Spark does not "own" any storage, so it does not build indexes, B-trees, etc. on the disk. (although support for parquet files, if used well, may give you some related features). Spark has been optimized for the volume, variety, etc. of big data — so, traditionally, it is not designed to maintain and use statistics. about the dataset. For example, in cases where the DBMS may know that a particular filter will remove most records and apply it early in the query, Spark does not know this fact and will not perform such optimization.

transactions = spark.range(160000) \
    .select(F.col('id').alias('key'), F.rand(12).alias('value'))
users = spark.read.jdbc(
    table='users', url='jdbc:postgresql://localhost:5432/postgres')

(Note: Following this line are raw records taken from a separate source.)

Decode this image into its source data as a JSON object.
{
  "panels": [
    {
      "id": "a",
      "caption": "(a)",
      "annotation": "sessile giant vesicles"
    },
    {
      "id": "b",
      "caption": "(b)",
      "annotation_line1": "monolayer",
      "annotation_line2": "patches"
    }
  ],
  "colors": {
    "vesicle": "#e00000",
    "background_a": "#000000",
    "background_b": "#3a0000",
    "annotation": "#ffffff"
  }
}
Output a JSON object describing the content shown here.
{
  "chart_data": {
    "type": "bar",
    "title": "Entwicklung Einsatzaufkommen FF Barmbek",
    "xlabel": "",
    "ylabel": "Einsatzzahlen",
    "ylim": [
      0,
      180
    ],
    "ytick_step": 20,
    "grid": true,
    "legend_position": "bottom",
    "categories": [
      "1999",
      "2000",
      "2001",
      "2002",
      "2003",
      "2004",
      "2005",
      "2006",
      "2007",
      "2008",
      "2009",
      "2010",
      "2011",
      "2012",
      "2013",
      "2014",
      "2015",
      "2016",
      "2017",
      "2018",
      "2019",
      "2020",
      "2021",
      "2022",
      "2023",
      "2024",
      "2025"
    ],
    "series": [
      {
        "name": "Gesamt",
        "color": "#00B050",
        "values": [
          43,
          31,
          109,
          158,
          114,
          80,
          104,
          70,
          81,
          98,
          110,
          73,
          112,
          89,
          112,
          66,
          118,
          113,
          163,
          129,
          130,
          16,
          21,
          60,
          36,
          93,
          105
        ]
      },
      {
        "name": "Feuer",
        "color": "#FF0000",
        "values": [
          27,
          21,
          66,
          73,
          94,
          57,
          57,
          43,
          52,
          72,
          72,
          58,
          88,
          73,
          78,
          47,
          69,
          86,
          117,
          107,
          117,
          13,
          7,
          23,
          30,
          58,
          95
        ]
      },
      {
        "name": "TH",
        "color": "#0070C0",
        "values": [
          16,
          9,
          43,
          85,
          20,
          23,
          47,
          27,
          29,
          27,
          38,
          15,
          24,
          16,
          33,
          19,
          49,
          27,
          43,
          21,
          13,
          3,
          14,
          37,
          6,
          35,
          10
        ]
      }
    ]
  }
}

users.join(transactions, 'key') \
    .drop_duplicates(['key']) \
    .explain()

This gives us one more Exchange(shuffle) but not a predicate pushdown of distinct operation into the database. We need to rewrite it ourselves to do distinct first.

== Physical Plan ==
*(6) HashAggregate(keys=[key#6], functions=[first(key#2L, false), first(value#3, false)])
+- Exchange hashpartitioning(key#6, 200)
   +- *(5) HashAggregate(keys=[key#6], functions=[partial_first(key#2L, false), partial_first(value#3, false)])
      +- *(5) SortMergeJoin [cast(key#6 as bigint)], [key#2L], Inner
         :- *(2) Sort [cast(key#6 as bigint) ASC NULLS FIRST], false, 0
         :  +- Exchange hashpartitioning(cast(key#6 as bigint), 200)
         :     +- *(1) Scan JDBCRelation(users) [numPartitions=1] [key#6] PushedFilters: [*IsNotNull(key)], ReadSchema: struct<key:string>
         +- *(4) Sort [key#2L ASC NULLS FIRST], false, 0
            +- Exchange hashpartitioning(key#2L, 200)
               +- *(3) Project [id#0L AS key#2L, rand(12) AS value#3]
                  +- *(3) Range (0, 160000, step=1, splits=1)

To sum up, use Spark DataFrames, release the power of [Catalyst Optimizer] (https://databricks.com/glossary/catalyst-optimizer) and [Tungsten execution engine] (https://databricks.com/blog/2015/04/28/project-tungsten-bringing-spark-closer-to-bare-metal.html). You do not have to waste time tuning your RDDs, you can focus on the business problem.

Understandable code

The code in RDD expresses more how of a solution better than what. It is a bit difficult to read the code based on RDD and understand what is going on.

Using DataFrame API it's easy to go one level up — to business logic. Since DataFrame API looks like SQL and there is a schema, it's easy to see the real work with data. So, using DataFrame API, you are closer to what you are trying to achieve and not to how you are doing it.

You don't have to worry about how the DBMS find out if you need to perform a table scan or which indexes to use — all you need is a result. You express what you want, and you let Spark under the cover find the most effective way to do it.

DataFrame-based API is the primary API for MLlib

As of Spark 2.0, the RDD-based APIs in the spark.mllib package have entered maintenance mode. The primary Machine Learning API for Spark is now the DataFrame-based API in the spark.ml package.